Lim Kian-Huat, Counter Christopher M
Department of Pharmacology and Cancer Biology, Duke University Medical Center, Durham, North Carolina 27710, USA.
Cancer Cell. 2005 Nov;8(5):381-92. doi: 10.1016/j.ccr.2005.10.014.

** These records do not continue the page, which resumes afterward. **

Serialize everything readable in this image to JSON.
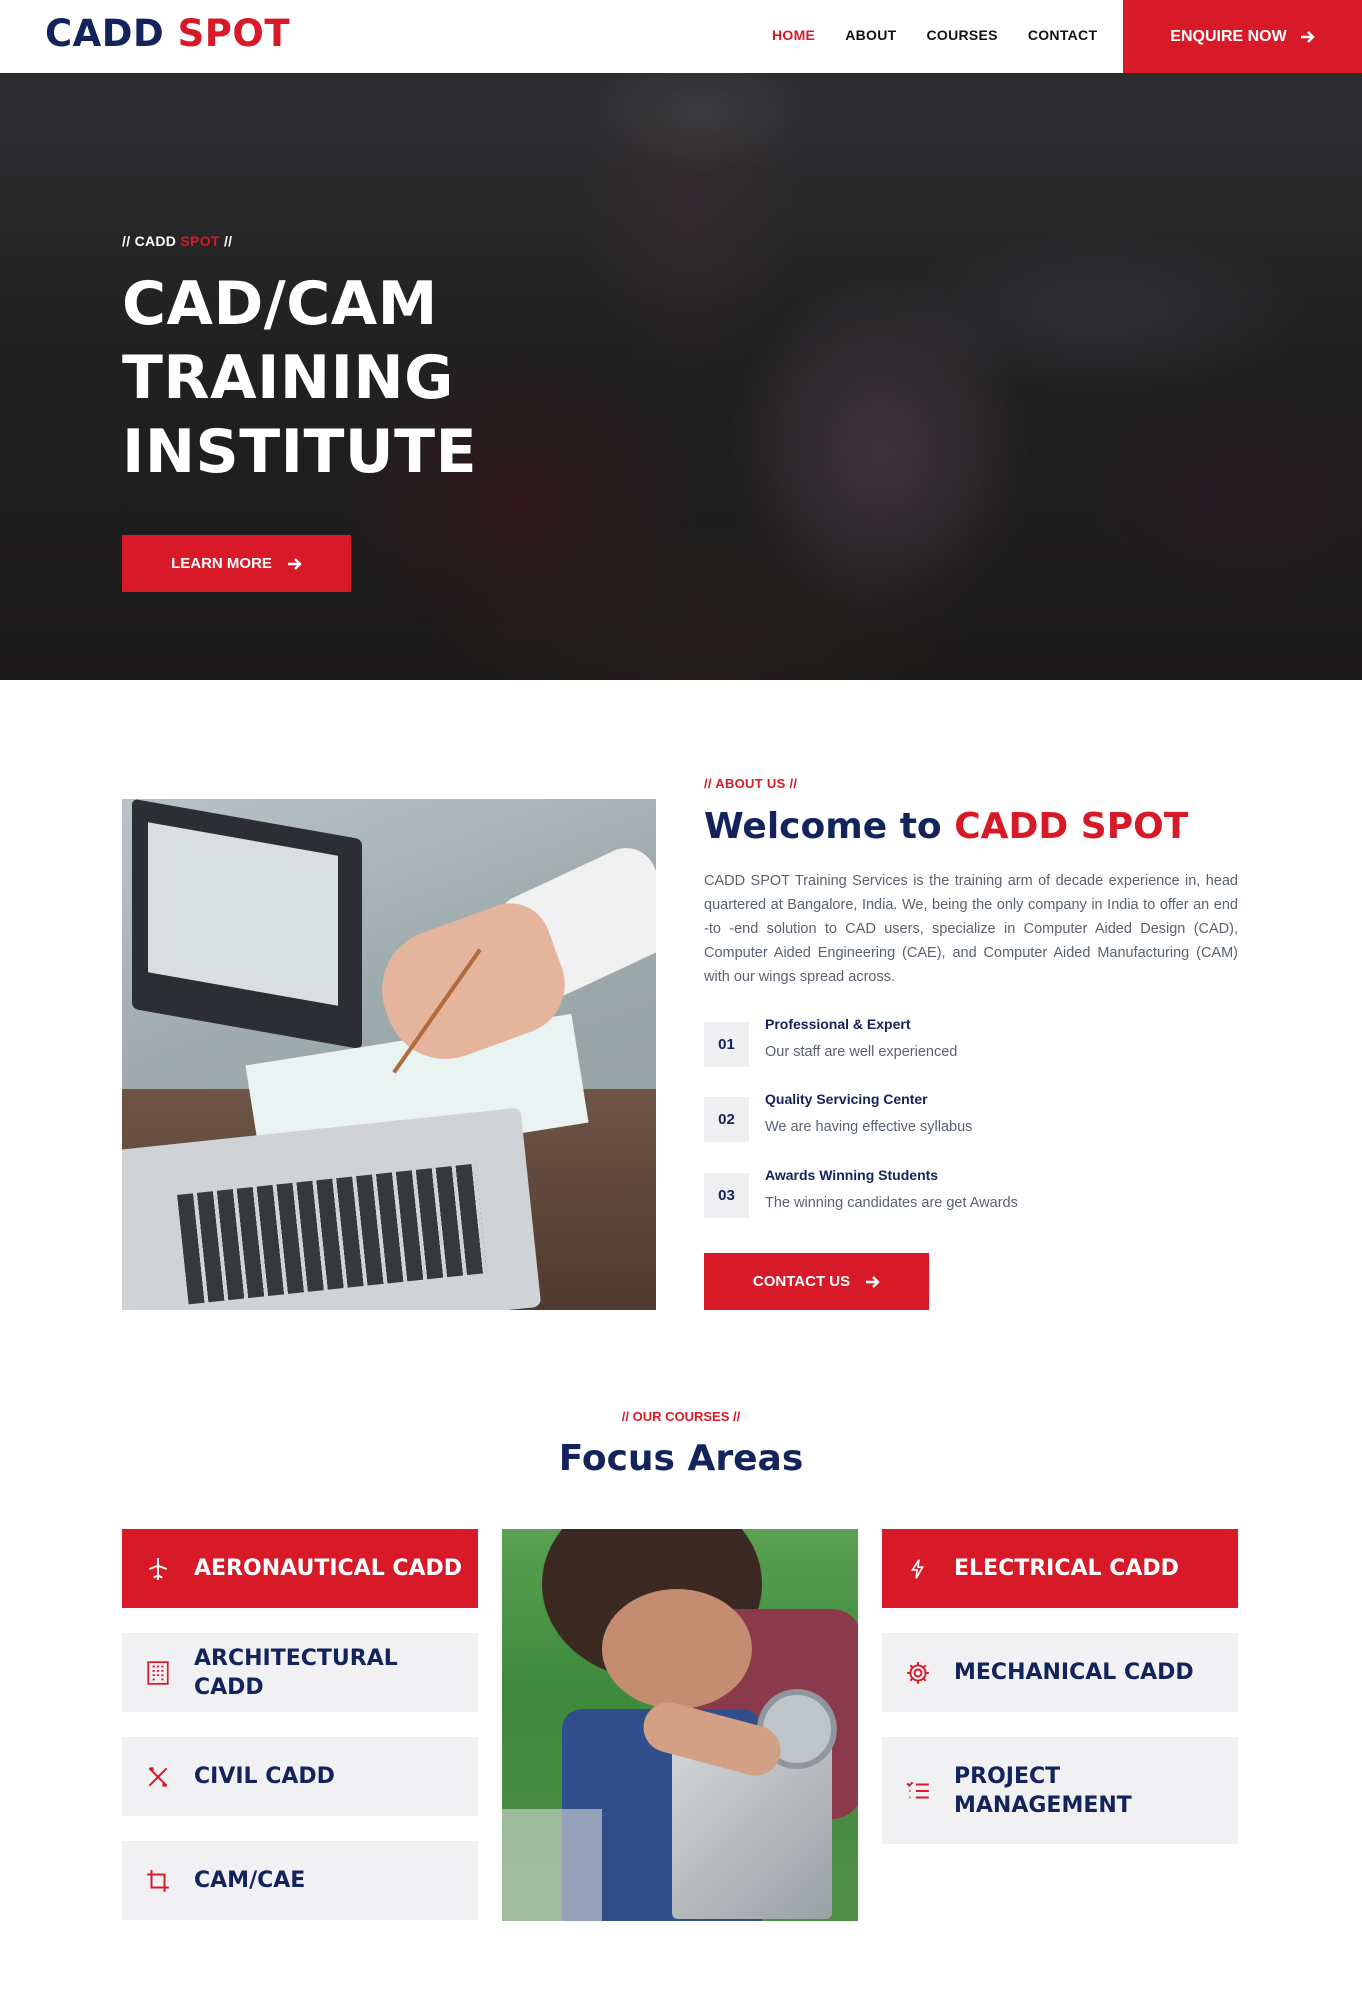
{
  "nav": {
    "logo_a": "CADD",
    "logo_b": "SPOT",
    "items": [
      {
        "label": "HOME",
        "active": true
      },
      {
        "label": "ABOUT",
        "active": false
      },
      {
        "label": "COURSES",
        "active": false
      },
      {
        "label": "CONTACT",
        "active": false
      }
    ],
    "cta": "ENQUIRE NOW"
  },
  "hero": {
    "tag_prefix": "// CADD",
    "tag_red": "SPOT",
    "tag_suffix": "//",
    "title_line1": "CAD/CAM TRAINING",
    "title_line2": "INSTITUTE",
    "button": "LEARN MORE"
  },
  "about": {
    "eyebrow": "// ABOUT US //",
    "heading_a": "Welcome to",
    "heading_b": "CADD SPOT",
    "paragraph": "CADD SPOT Training Services is the training arm of decade experience in, head quartered at Bangalore, India. We, being the only company in India to offer an end -to -end solution to CAD users, specialize in Computer Aided Design (CAD), Computer Aided Engineering (CAE), and Computer Aided Manufacturing (CAM) with our wings spread across.",
    "features": [
      {
        "num": "01",
        "title": "Professional & Expert",
        "desc": "Our staff are well experienced"
      },
      {
        "num": "02",
        "title": "Quality Servicing Center",
        "desc": "We are having effective syllabus"
      },
      {
        "num": "03",
        "title": "Awards Winning Students",
        "desc": "The winning candidates are get Awards"
      }
    ],
    "button": "CONTACT US"
  },
  "courses": {
    "eyebrow": "// OUR COURSES //",
    "heading": "Focus Areas",
    "left": [
      {
        "label": "AERONAUTICAL CADD",
        "icon": "plane-icon",
        "highlight": true
      },
      {
        "label": "ARCHITECTURAL CADD",
        "icon": "building-icon",
        "highlight": false
      },
      {
        "label": "CIVIL CADD",
        "icon": "tools-icon",
        "highlight": false
      },
      {
        "label": "CAM/CAE",
        "icon": "crop-icon",
        "highlight": false
      }
    ],
    "right": [
      {
        "label": "ELECTRICAL CADD",
        "icon": "bolt-icon",
        "highlight": true
      },
      {
        "label": "MECHANICAL CADD",
        "icon": "gear-icon",
        "highlight": false
      },
      {
        "label": "PROJECT MANAGEMENT",
        "icon": "checklist-icon",
        "highlight": false
      }
    ]
  },
  "colors": {
    "brand_red": "#d81a28",
    "brand_navy": "#13235b",
    "tile_gray": "#f1f1f3"
  }
}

While tumors become addicted to oncogenes like Ras, the microenvironment in which tumor cells reside changes during tumorigenesis; the cells are surrounded initially by normal tissue and later by tumor tissue. Hence, we asked if Ras exerts its oncogenic effects through the same set of effectors during different stages of tumorigenesis. We now show in human cells that the Ras effector pathways MAPK, RalGEF, and PI3K are required to initiate tumor growth. Conversely, activation of the PI3K/AKT pathway replaced Ras once tumors formed, although other effectors were still activated independently of Ras, presumably by factors provided upon the establishment of a tumor microenvironment. Thus, as tumorigenesis progresses the addiction of cancers to their initiating oncogene is reduced to, at least in the case of Ras, the PI3K/AKT pathway.
虽然肿瘤会对Ras等癌基因产生依赖,但肿瘤细胞所处的微环境在肿瘤发生过程中会发生变化;最初细胞被正常组织包围,后来则被肿瘤组织包围。因此,我们询问Ras在肿瘤发生的不同阶段是否通过同一组效应器发挥其致癌作用。我们现在在人类细胞中发现,Ras效应器通路MAPK、RalGEF和PI3K是启动肿瘤生长所必需的。相反,一旦肿瘤形成,PI3K/AKT通路的激活就取代了Ras,尽管其他效应器仍独立于Ras被激活,推测是由肿瘤微环境建立时提供的因子所激活。因此,随着肿瘤发生的进展,癌症对其起始癌基因的依赖至少在Ras的情况下减少到了PI3K/AKT通路。